Ceny ropy reagują na konflikt między Izraelem a Hamasem
W ciągu poprzedniego tygodnia ceny ropy Brent spadły o 2 proc., a ropy WTI o 3 proc. Warto zaznaczyć, że handel był niepewny ze względu na różne wydarzenia, takie jak atak wojska amerykańskiego w Syrii na cele irańskie oraz rozmowy mediacyjne między Hamasem a Izraelem pod przewodnictwem Kataru, które wpłynęły na krótkotrwałe zmiany cen ropy. Wydarzenia na Bliskim Wschodzie nie miały bezpośredniego wpływu na dostawy ropy naftowej, ale istniały obawy co do możliwych zakłóceń w eksporcie ropy z Iranu, co mogłoby wpłynąć na wzrost cen ropy.
Analitycy Goldman Sachs utrzymali prognozę cen ropy Brent na pierwszy kwartał 2024 roku na poziomie 95 USD za baryłkę, ale zaznaczyli, że niższy eksport z Iranu może wpłynąć na wzrost cen bazowych o 5 proc.

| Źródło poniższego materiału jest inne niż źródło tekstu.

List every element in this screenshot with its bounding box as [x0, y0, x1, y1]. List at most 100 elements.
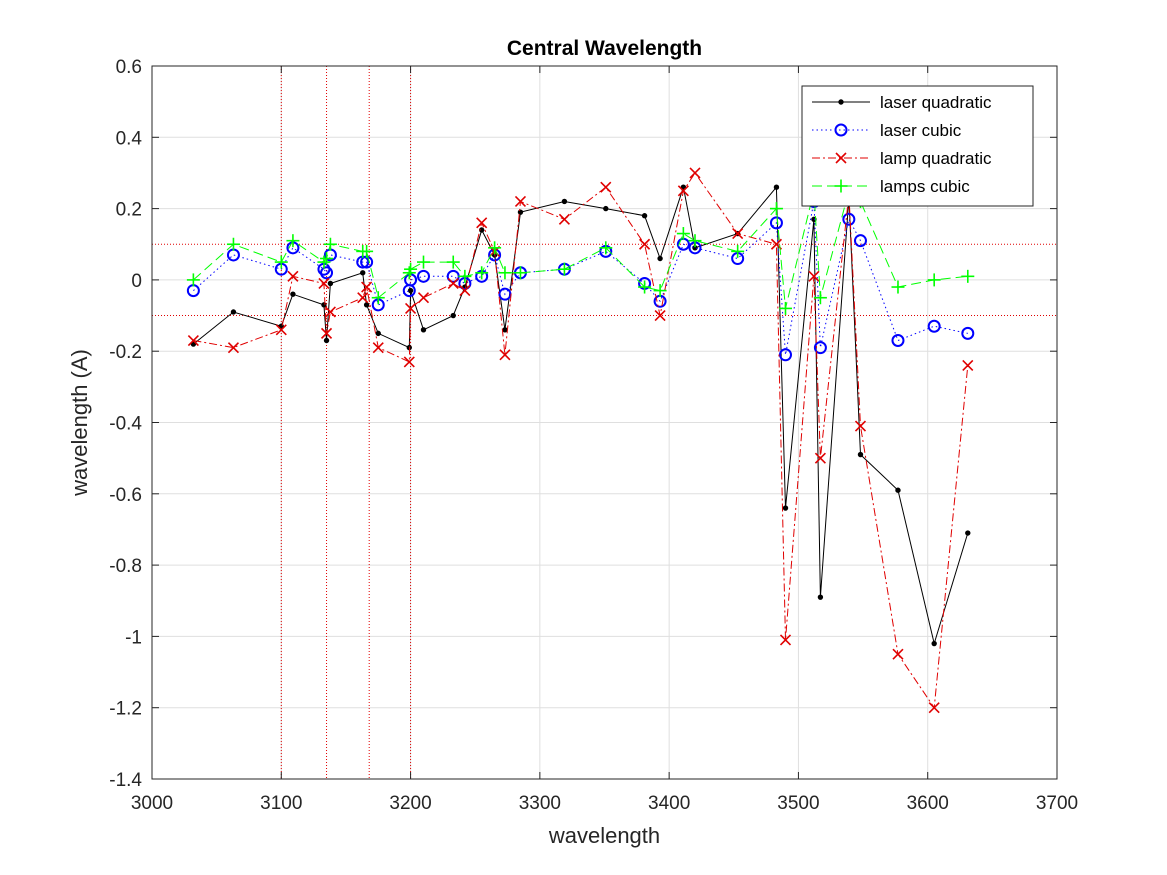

Perspektywy popytu na ropę były niepewne ze względu na zmienne wydatki konsumenckie w USA, które obniżyły się na początku 2024 roku. Ekonomiści przewidywali, że Rezerwa Federalna USA może podnosić stopy procentowe w celu walki z inflacją, co z kolei może spowolnić wzrost gospodarczy i zmniejszyć popyt na ropę naftową. Prognozowano także, że inflacja będzie nadal kłopotem dla światowej gospodarki w przyszłym roku.